Wittung-Stafshede P, Gomez E, Ohman A, Aasa R, Villahermosa R M, Leckner J, Karlsson B G, Sanders D, Fee J A, Winkler J R, Malmström B G, Gray H B, Hill M G
Beckman Institute, California Institute of Technology, Pasadena, CA 91125, USA.
Biochim Biophys Acta. 1998 Nov 10;1388(2):437-43. doi: 10.1016/s0167-4838(98)00205-2.

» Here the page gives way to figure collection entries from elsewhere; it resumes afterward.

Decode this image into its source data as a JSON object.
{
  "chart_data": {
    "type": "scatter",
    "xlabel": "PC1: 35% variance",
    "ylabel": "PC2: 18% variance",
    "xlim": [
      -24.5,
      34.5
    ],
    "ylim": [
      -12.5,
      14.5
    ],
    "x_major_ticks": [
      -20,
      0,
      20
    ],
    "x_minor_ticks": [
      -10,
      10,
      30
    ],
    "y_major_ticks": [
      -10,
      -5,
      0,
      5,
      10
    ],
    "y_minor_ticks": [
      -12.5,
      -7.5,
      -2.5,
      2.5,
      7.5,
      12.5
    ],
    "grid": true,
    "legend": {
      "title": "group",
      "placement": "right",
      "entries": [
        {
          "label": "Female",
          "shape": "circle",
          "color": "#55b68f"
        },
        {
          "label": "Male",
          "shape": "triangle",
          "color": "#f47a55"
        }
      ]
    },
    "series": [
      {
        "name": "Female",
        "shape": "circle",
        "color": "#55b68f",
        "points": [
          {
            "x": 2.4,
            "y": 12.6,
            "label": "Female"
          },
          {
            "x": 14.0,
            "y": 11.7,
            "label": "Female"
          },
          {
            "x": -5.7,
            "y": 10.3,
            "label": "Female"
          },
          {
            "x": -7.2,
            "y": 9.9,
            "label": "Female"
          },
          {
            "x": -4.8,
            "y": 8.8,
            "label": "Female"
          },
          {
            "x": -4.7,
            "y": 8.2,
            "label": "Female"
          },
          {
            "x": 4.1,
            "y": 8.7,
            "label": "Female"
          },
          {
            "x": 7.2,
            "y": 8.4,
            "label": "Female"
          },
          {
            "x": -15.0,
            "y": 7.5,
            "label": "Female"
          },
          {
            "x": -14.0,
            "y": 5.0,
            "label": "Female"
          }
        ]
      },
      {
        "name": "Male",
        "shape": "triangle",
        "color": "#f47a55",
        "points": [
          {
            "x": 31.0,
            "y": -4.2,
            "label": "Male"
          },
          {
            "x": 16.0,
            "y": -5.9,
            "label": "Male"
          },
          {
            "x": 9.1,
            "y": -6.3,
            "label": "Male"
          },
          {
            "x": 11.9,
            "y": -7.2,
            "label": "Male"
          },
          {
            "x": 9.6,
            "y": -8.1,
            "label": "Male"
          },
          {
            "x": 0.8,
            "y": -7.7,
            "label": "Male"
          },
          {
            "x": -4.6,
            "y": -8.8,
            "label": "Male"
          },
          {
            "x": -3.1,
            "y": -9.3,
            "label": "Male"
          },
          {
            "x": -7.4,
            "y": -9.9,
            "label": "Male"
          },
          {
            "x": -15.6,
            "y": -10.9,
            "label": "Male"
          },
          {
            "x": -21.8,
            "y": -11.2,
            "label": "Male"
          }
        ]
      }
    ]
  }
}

Electrochemical measurements show that there are high-potential states of two copper proteins, Pseudomonas aeruginosa azurin and Thermus thermophilus CuA domain; these perturbed states are formed in guanidine hydrochloride (GuHCl) solution in which the proteins are still blue (azurin) and purple (CuA). In each case, the high-potential state forms reversibly. Absorption (azurin, CuA), visible circular dichroism (azurin, CuA), resonance-Raman (CuA), and EPR (CuA) spectra indicate that the structure of the oxidized copper site of each high-potential form is very similar to that of the native protein. It is proposed that GuHCl perturbs one or more H-bonds in the blue or purple copper active site, thereby allowing Cu(I) to adopt a more favorable coordination structure than that in the rigid cavity of the native protein.
电化学测量表明,两种铜蛋白——铜绿假单胞菌天青蛋白和嗜热栖热菌CuA结构域——存在高电位状态;这些受扰状态是在盐酸胍(GuHCl)溶液中形成的,此时蛋白仍呈蓝色(天青蛋白)和紫色(CuA)。在每种情况下,高电位状态都是可逆形成的。吸收光谱(天青蛋白、CuA)、可见圆二色光谱(天青蛋白、CuA)、共振拉曼光谱(CuA)和电子顺磁共振光谱(CuA)表明,每种高电位形式的氧化态铜位点结构与天然蛋白非常相似。有人提出,GuHCl扰乱了蓝色或紫色铜活性位点中的一个或多个氢键,从而使Cu(I)能够采用比天然蛋白刚性腔中更有利的配位结构。